Sarebbe stato meglio resistere alla tentazione? Certo, quando si ha la possibilità di scegliere. Affrontiamo, con serietà, il dato che per molte e molti non è stato così.
Per tanti altri, magari lavoratori o lavoratrici stagionali, o emigrati da poco, le uniche possibilità di vita lontano dalla casa natia sono, di fatto,i soldi che guadagnano lavorando. No soldi, no spesa, no casa.
4) L’emigrazione è una questione ben più complessa di una colonna di macchine ai traghetti.
Molti, molte, certamente non tutt*, emigrano perché le condizioni di studio e di lavoro al Sud non esistono. Questa cosa è un dato, come è un dato che spesso è una “scelta” dolorosa, che implica la mancanza di una comunità intorno, la mancanza di riferimenti. Affrontare la solitudine, soprattutto per chi è più giovane, durante un evento come questo, non è una passeggiata di salute di certo. Nella sfida di non disumanizzarci che questa quarantena ci pone davanti, la solitudine è un dato politico che dobbiamo affrontare. L’isolamento e la paura non possono interessarci solo quando fanno strettamente parte della nostra comunità politica.
5) In questa questione torna sempre in ballo il problema del piedistallo, del privilegio: il nostro compito è trovare, sperimentare e rafforzare forme di comunità e di solidarietà.

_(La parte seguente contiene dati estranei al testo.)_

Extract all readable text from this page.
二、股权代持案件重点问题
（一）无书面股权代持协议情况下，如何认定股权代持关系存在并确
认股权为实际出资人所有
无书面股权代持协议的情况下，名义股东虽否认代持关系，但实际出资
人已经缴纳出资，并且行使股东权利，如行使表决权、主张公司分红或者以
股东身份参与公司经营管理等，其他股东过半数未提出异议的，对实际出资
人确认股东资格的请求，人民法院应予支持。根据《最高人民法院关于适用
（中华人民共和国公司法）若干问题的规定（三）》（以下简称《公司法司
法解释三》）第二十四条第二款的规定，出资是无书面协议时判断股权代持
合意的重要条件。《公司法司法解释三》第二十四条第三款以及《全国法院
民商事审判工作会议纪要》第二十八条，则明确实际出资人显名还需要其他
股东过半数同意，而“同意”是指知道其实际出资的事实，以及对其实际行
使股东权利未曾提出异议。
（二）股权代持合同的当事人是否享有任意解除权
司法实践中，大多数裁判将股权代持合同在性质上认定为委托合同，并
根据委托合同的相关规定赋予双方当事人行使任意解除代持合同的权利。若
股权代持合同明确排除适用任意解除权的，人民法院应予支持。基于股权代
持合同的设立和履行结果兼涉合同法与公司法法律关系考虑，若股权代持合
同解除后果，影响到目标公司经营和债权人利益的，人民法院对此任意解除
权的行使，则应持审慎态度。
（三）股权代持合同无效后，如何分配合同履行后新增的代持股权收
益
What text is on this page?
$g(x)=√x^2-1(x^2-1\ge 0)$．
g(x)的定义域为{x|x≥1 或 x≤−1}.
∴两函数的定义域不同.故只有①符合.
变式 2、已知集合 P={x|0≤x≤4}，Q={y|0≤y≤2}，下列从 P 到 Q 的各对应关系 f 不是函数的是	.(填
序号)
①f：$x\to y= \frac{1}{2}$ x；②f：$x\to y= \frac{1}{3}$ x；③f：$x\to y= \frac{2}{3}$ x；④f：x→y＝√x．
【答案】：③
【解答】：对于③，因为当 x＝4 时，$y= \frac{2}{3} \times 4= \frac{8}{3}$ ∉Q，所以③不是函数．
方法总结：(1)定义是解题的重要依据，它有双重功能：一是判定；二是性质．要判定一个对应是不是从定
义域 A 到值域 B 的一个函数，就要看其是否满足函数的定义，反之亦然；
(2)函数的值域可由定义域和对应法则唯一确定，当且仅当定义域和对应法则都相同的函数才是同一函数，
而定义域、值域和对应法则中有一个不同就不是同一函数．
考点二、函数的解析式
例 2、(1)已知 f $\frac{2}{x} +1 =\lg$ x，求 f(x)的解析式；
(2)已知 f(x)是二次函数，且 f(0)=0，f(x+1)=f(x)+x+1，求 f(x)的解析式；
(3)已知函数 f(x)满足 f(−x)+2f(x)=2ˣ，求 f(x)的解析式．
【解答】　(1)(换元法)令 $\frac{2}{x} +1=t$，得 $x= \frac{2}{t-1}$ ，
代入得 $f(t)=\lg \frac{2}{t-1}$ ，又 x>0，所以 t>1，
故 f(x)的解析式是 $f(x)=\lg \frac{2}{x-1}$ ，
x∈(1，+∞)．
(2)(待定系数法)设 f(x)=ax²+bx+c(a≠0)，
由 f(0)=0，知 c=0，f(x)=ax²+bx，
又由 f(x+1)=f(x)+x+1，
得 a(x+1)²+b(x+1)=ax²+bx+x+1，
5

Evitiamo una narrazione che spoglia gli esseri umani della loro umanità, che categorizza i comportamenti e li giudica, che inserisce una scala di valori e di senso delle condotte. La responsabilità di fronte al contagio epidemico rafforza questa narrazione. Teniamo soprattutto a mente il carattere di laboratorio dell’emergenza: quando fra un mese riprenderanno gli sbarchi, quale sarà la narrazione del nemico?
Definire irresponsabile, infantile, emotivo un comportamento significa svilire un soggetto, degradarlo: detta chiaramente, è un atteggiamento patriarcale e razzista. Gli emigrati sono bambocci, sono irresponsabili, però poverini, c’è da capirli, si sentono soli. In altre parole, abbiamo la narrazione assistenzialista della migrazione.
E quindi? Quindi gambe in spalla, assumiamoci la responsabilità di ribaltare una narrazione nemica!